As the major source of food for cattle withers, many have been forced to sell calves prematurely.
“There’s not much green out there. The wheat has disappeared and cattle are being sold real light. They can look awful poor because they are so skinny,” said Pat Woods, a local wheat farmer and member of the Curry County Farm and Livestock Bureau.
Area wheat farmers traditionally pull calves from their fields in March after five or six months of winter wheat grazing. In that period, the animals can double their weight, and farmers can make quite a profit, Woods said.
Not so this year.
“I’d say farmers are just breaking even,” Woods said. “There is a saying in the cattle business that pounds weigh more than dollars. The more (cattle) weigh, the more they bring. Anytime you have to sell one light, you are not making more money.”
There has been a “full decline” in the sale of feeder steers weighing more than 500 pounds, according to Wednesday’s Clovis Livestock Auction summary. But the market for cattle of any size remains relatively good, according to the owner of the Clovis Livestock Auction Charlie Rogers. Prices for medium and large steers weighing 300 to 400 pounds ranged from $159 to $165 per 100 pounds last week, according to that same summary.
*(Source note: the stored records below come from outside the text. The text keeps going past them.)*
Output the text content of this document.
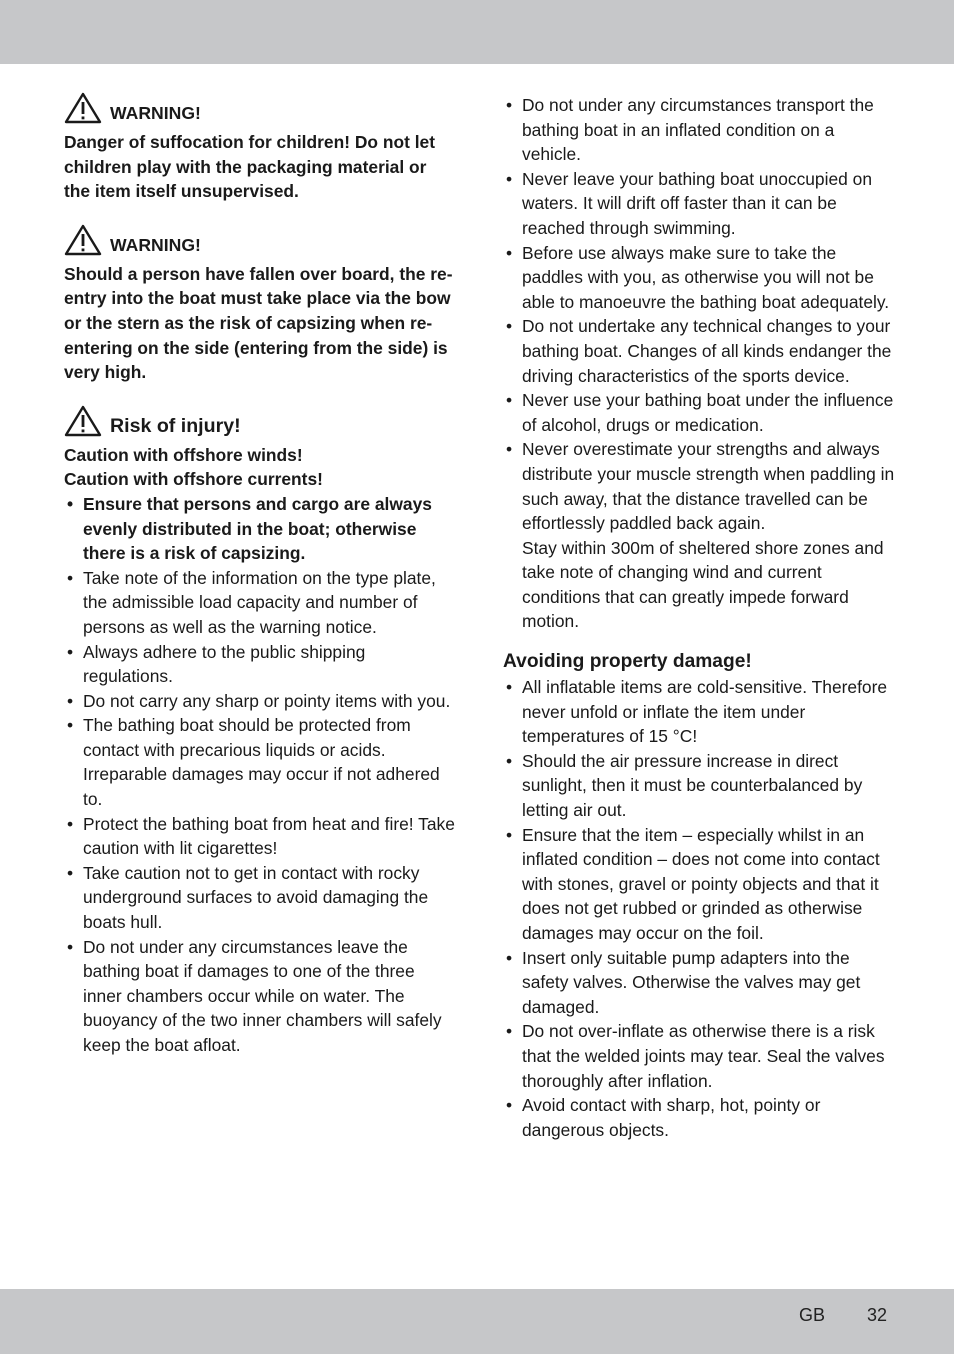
WARNING!

Danger of suffocation for children! Do not let children play with the packaging material or the item itself unsupervised.

WARNING!

Should a person have fallen over board, the re-entry into the boat must take place via the bow or the stern as the risk of capsizing when re-entering on the side (entering from the side) is very high.

Risk of injury!

Caution with offshore winds!

Caution with offshore currents!

• Ensure that persons and cargo are always evenly distributed in the boat; otherwise there is a risk of capsizing.
• Take note of the information on the type plate, the admissible load capacity and number of persons as well as the warning notice.
• Always adhere to the public shipping regulations.
• Do not carry any sharp or pointy items with you.
• The bathing boat should be protected from contact with precarious liquids or acids. Irreparable damages may occur if not adhered to.
• Protect the bathing boat from heat and fire! Take caution with lit cigarettes!
• Take caution not to get in contact with rocky underground surfaces to avoid damaging the boats hull.
• Do not under any circumstances leave the bathing boat if damages to one of the three inner chambers occur while on water. The buoyancy of the two inner chambers will safely keep the boat afloat.
• Do not under any circumstances transport the bathing boat in an inflated condition on a vehicle.
• Never leave your bathing boat unoccupied on waters. It will drift off faster than it can be reached through swimming.
• Before use always make sure to take the paddles with you, as otherwise you will not be able to manoeuvre the bathing boat adequately.
• Do not undertake any technical changes to your bathing boat. Changes of all kinds endanger the driving characteristics of the sports device.
• Never use your bathing boat under the influence of alcohol, drugs or medication.
• Never overestimate your strengths and always distribute your muscle strength when paddling in such away, that the distance travelled can be effortlessly paddled back again.
Stay within 300m of sheltered shore zones and take note of changing wind and current conditions that can greatly impede forward motion.

Avoiding property damage!

• All inflatable items are cold-sensitive. Therefore never unfold or inflate the item under temperatures of 15 °C!
• Should the air pressure increase in direct sunlight, then it must be counterbalanced by letting air out.
• Ensure that the item – especially whilst in an inflated condition – does not come into contact with stones, gravel or pointy objects and that it does not get rubbed or grinded as otherwise damages may occur on the foil.
• Insert only suitable pump adapters into the safety valves. Otherwise the valves may get damaged.
• Do not over-inflate as otherwise there is a risk that the welded joints may tear. Seal the valves thoroughly after inflation.
• Avoid contact with sharp, hot, pointy or dangerous objects.
GB 32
So ranchers who haven’t run to local auctions are running to local feed shops. Even that is a risky alternative. One Stop Feed, Inc. of Clovis sold out of large bales of grass and wheat hay as of Monday and the supply won’t be replenished.
“We will have to wait for next year’s crop,” said the owner of the store, Lovita Hale, who has been referring customers to locals willing to sell their own stockpiles of the crop.
The store does have a supply of alfalfa hay, but at 10 cents a pound, it’s an expensive alternative, one most ranchers shun, Hale said.
Though they may not see profits from fattened cattle this spring, many area wheat farmers still hope a bout of rain will revitalize their crop. “There is hope that (the wheat) can come back. We can survive a little longer, but we need (rain) as quick as it can come,” Woods said.
Unfortunately, it may not.
A spokesperson for a Texas branch of the National Weather Service declared the Texas Panhandle — a region which in 151 days has received only 1.8 inches of precipitation — in a moderate drought, while also predicting drier months ahead.
“It’s going to stay the same or intensify as far as drought conditions (in the region) through April,” said Steve Bilodeau, an Amarillo based hyrdometeorological technician.
So for regional wheat farmers, one response seems increasingly apt: “Here in New Mexico,” said New Mexico Farm Bureau Director of Communications Erik Ness, “we plan for a drought, but we pray for rain.”